Mr McCarthy was backed up by Neil Bradley, executive vice president of the US Chamber of Commerce.

“The disappointing jobs report makes it clear that paying people not to work is dampening what should be a stronger jobs market,” Mr Bradley said.

“One step policymakers should take now is ending the $US300 weekly supplemental unemployment benefit.

“Based on the Chamber’s analysis, the $300 benefit results in approximately one in four recipients taking home more in unemployment than they earned working.”

The White House’s Council of Economic Advisers has blamed today’s result on month-to-month volatility, and urged people not to “read too much” into it.

“It is important to keep in mind that month-to-month job growth can be volatile,” it said.

“Month-to-month jobs numbers can be volatile at any time. The size of the month-to-month changes during the pandemic are striking partly because of the magnitude and speed of the massive 22 million job loss in March and April last year.

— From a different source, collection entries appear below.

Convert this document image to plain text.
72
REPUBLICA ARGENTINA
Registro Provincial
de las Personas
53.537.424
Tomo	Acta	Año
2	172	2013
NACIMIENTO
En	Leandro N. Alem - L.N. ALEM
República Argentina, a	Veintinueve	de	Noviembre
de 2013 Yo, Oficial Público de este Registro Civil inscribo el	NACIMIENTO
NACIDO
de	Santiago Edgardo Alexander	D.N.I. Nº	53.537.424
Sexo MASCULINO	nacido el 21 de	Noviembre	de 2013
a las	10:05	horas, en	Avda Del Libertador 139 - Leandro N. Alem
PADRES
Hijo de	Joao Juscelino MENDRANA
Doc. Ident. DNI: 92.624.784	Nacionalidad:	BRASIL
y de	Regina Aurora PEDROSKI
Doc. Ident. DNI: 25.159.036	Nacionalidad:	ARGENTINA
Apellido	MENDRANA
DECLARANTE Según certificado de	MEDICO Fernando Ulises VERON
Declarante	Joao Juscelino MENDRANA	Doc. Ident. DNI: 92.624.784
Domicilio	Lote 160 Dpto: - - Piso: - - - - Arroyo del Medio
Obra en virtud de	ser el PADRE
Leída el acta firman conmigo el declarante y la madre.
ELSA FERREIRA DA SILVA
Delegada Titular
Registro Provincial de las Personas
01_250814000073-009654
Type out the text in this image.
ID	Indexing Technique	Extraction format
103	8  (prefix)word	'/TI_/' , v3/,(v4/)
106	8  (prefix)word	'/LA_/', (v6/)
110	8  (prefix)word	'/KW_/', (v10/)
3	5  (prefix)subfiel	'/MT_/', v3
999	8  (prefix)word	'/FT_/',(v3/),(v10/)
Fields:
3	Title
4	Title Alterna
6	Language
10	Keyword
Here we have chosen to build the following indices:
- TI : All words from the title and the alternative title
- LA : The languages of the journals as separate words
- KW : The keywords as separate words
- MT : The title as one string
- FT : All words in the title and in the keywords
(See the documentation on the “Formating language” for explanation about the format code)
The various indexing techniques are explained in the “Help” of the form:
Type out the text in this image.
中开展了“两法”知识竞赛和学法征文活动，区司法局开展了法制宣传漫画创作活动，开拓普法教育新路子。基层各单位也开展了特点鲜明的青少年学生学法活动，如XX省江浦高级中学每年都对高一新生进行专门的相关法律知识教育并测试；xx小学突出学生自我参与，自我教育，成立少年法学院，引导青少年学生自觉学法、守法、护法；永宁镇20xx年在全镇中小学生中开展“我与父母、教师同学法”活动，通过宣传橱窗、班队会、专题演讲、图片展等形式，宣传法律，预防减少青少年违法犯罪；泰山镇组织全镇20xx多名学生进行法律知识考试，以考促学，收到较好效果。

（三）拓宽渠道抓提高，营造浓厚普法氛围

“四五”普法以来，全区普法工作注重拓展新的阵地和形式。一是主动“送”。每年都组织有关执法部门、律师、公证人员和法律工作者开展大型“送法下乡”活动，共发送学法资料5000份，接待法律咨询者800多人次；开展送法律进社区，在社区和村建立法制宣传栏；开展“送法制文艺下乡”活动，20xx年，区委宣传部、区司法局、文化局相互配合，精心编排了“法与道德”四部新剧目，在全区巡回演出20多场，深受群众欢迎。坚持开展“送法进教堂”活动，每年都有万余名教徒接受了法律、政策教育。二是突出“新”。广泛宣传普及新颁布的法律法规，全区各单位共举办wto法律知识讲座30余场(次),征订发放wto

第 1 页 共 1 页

“It is important not to read too much into any one monthly report, and it is informative to consider each report in the context of other data as they become available.”

One of the Council’s members, Heather Boushey, tried to put a positive spin on the situation during an appearance on MSNBC.

“I think we see a lot of evidence in today’s report that we are moving in the right direction,” Ms Boushey said.

Joe Lipsky, director of the Atlantic Council’s GeoEconomics Centre, suggested the economy might be “undercooked”.

“For those who feared the US economy would overheat, the bigger risk may be that it is undercooked,” he said.

“Today’s report shows there won’t be an overnight fix for millions who remain unemployed. The US economy still has a long way to go in its recovery.

“For the rest of the world, it means they can’t rely solely on the US to power a global economic recovery in 2021.”

Dnaiel Zhao, senior economist for Glassdoor, called the April number a “head-scratcher”.

“The report is a bit of a head-scratcher that tempers recent projections of a smoothly accelerating economic recovery,” he said.

“By all accounts, the improving public health situation should drive faster job gains, but the report is a humbling reminder that the road to recovery is not a straightforward one in a pandemic.

“While vaccine distribution and an economic reopening should still drive significant job gains in the summer, today’s report tempers optimism with caution.

“Today’s report is disappointing, no way around it. But it’s not clear what the cause is.”